Speaker
Description
One of the main goals of modern nuclear physics and astrophysics is to determine the neutron induced reaction cross sections in stars and various astrophysical events such as supernova explosions and neutron star mergers. Modeling the cross sections is essential, since in many cases astrophysically important reactions involve nuclei that are beyond the reach of the most advanced experimental facilities. In this study, (n, α) reaction cross sections are studied for as set o nuclei relevant in modeling weak s-process, in comparison to other neutron-induced reactions with various channels [1]. Model calculations are based on comprehensive nuclear reaction research framework that combines statistical Hauser-Feshbach theory with nuclear properties from advanced theoretical models [3] to calculate the (n, α) and other neutron induced reaction cross sections. Statistical model calculations were made with the TALYS nuclear reaction program [3], with consistent description of nuclear masses and level densities based on Skyrme energy density functional.
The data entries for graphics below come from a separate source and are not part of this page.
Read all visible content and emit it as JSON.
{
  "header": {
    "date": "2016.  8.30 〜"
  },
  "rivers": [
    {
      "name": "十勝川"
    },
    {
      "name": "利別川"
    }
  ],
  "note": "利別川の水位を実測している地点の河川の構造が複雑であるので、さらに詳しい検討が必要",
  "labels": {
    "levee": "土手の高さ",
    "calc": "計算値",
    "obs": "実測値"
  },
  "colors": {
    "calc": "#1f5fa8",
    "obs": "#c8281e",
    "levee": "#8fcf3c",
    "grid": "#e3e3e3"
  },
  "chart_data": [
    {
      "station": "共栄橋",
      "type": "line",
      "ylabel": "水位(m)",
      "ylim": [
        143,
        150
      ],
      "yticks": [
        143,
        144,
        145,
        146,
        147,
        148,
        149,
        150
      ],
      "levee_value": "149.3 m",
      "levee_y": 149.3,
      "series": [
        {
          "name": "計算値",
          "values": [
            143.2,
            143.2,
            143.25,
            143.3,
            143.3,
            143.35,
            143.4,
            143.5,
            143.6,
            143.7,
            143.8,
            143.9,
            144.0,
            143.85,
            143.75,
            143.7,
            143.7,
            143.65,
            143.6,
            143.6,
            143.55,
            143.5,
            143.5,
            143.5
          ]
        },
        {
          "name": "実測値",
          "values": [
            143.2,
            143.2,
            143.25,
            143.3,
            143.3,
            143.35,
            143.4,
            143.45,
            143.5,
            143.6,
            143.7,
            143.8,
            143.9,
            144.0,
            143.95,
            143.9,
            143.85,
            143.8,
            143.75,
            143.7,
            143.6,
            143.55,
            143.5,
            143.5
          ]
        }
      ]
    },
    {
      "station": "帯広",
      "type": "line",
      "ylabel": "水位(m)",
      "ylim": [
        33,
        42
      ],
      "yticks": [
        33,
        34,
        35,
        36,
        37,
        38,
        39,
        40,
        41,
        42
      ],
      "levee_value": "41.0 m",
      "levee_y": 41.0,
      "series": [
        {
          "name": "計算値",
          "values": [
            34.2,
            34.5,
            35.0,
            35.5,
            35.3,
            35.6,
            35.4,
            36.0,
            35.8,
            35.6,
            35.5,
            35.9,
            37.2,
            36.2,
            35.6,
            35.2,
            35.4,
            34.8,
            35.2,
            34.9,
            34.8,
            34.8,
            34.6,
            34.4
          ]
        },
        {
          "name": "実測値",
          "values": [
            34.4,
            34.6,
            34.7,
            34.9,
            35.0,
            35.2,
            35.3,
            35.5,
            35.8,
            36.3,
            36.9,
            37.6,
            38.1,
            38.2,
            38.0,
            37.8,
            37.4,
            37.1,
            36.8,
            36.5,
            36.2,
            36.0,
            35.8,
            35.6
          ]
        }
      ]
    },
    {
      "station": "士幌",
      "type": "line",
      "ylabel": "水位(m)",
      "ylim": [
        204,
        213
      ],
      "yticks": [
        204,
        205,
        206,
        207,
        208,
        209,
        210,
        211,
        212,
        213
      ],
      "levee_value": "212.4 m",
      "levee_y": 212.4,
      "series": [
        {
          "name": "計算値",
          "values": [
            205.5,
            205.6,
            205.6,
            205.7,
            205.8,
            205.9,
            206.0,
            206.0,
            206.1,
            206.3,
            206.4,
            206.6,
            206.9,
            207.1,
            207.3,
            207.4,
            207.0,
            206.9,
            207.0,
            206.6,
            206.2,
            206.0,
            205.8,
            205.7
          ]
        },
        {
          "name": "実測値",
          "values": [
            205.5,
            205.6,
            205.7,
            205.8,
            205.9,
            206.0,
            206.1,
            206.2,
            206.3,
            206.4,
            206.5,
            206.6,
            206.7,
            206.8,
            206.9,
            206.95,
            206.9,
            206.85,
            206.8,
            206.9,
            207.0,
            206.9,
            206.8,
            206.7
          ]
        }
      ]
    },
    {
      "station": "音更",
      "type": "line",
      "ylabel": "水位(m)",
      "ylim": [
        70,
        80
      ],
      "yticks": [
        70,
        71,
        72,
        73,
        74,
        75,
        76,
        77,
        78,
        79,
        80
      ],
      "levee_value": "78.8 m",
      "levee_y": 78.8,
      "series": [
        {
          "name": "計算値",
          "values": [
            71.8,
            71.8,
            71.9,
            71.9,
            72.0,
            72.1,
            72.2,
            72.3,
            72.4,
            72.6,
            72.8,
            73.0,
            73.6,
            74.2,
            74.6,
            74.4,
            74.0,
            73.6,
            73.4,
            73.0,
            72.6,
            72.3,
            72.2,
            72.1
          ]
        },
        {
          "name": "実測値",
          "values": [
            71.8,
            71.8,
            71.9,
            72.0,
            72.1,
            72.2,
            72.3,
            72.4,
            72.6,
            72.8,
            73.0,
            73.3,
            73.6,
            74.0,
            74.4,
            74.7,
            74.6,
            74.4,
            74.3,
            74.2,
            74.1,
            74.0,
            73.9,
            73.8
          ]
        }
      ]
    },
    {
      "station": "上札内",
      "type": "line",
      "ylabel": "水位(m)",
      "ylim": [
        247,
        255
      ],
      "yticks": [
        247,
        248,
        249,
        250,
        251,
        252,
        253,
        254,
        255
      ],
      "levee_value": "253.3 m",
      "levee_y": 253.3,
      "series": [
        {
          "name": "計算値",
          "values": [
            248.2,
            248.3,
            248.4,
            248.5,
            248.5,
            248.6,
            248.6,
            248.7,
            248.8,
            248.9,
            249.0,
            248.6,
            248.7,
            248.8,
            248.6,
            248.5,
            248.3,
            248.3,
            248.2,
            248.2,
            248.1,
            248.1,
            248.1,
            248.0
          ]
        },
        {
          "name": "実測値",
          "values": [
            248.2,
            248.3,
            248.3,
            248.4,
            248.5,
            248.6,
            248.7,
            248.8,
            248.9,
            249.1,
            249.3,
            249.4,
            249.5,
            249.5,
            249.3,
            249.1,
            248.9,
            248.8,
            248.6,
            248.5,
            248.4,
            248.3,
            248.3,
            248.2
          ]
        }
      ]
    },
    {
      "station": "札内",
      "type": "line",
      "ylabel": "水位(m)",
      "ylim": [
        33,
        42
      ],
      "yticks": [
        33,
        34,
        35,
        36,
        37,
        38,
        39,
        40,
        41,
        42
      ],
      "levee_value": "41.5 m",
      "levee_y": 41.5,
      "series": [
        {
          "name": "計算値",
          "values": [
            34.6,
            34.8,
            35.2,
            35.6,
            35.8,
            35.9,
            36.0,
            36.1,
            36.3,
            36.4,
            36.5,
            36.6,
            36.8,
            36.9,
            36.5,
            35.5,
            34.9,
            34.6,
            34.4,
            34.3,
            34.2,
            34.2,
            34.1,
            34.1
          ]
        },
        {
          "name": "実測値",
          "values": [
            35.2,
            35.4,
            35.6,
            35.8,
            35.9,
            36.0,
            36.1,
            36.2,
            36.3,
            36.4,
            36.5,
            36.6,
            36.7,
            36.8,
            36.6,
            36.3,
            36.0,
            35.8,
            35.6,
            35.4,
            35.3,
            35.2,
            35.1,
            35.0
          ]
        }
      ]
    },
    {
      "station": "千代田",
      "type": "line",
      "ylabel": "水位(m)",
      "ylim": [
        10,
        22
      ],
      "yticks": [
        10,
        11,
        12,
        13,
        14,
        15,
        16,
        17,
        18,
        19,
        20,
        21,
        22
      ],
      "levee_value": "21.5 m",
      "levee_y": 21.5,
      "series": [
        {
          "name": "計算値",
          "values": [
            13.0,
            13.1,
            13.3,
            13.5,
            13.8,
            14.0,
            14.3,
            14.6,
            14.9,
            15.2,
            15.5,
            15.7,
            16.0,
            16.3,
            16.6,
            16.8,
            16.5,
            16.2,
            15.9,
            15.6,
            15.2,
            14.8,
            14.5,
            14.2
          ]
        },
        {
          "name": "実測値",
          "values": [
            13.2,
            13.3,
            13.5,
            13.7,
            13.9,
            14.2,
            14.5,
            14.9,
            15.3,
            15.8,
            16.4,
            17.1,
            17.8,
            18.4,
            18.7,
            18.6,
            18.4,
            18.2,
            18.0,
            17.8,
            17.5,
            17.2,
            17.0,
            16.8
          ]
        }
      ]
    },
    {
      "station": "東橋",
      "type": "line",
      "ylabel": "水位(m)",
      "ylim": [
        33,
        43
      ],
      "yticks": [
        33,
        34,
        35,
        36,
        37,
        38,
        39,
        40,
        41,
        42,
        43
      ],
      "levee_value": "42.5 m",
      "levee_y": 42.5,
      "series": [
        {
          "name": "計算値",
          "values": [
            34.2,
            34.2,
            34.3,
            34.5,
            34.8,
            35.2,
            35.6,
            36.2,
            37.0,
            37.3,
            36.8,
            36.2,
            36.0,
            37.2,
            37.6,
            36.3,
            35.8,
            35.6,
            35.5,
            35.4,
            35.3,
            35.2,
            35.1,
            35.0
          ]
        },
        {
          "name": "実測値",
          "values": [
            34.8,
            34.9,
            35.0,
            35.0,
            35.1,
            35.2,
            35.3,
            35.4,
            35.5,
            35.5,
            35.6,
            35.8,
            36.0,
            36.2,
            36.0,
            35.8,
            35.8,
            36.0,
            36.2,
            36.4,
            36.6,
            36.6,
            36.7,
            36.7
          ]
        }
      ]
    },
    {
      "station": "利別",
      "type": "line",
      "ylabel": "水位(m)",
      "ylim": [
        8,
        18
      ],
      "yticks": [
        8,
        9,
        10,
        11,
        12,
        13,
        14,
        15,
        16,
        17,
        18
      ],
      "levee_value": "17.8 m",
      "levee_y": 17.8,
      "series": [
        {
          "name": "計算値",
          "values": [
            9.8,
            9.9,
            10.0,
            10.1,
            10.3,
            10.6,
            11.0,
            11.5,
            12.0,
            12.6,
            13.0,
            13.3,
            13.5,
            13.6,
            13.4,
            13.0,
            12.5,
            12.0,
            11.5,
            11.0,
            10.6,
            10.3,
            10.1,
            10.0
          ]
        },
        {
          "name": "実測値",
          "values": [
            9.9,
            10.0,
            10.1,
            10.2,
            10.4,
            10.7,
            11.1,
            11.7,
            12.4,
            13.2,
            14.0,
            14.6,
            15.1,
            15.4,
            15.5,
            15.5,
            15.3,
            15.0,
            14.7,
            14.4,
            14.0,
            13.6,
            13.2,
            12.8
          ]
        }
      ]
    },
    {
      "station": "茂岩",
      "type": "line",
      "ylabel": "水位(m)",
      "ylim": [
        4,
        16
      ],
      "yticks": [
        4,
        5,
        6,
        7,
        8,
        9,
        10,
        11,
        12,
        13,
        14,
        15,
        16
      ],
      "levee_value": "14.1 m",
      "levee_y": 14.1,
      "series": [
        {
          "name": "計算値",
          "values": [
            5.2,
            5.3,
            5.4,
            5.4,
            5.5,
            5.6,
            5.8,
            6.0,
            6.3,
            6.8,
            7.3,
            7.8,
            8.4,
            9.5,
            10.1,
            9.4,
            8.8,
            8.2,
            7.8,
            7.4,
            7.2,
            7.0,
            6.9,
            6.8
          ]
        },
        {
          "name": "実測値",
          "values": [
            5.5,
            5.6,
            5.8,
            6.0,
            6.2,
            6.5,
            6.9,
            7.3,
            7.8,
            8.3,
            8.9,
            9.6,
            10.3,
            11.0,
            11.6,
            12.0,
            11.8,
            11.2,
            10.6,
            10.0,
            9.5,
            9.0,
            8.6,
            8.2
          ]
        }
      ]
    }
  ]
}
The Maxwellian averaged cross sections have been calculated and analyzed for the range of temperatures in stellar environment for nuclei contributing in the weak s-process [1]. Model calculations determined astrophysically relevant energy windows in which (n, α) reactions occur in stars and in this way provide a guidance for the priority energy ranges to be measured in the future experimental studies [1]. In order to assess the evolution of (n, α) reactions across the nuclide map, the isotopic dependence of the respective cross sections has been investigated and discussed in several isotope chains [2].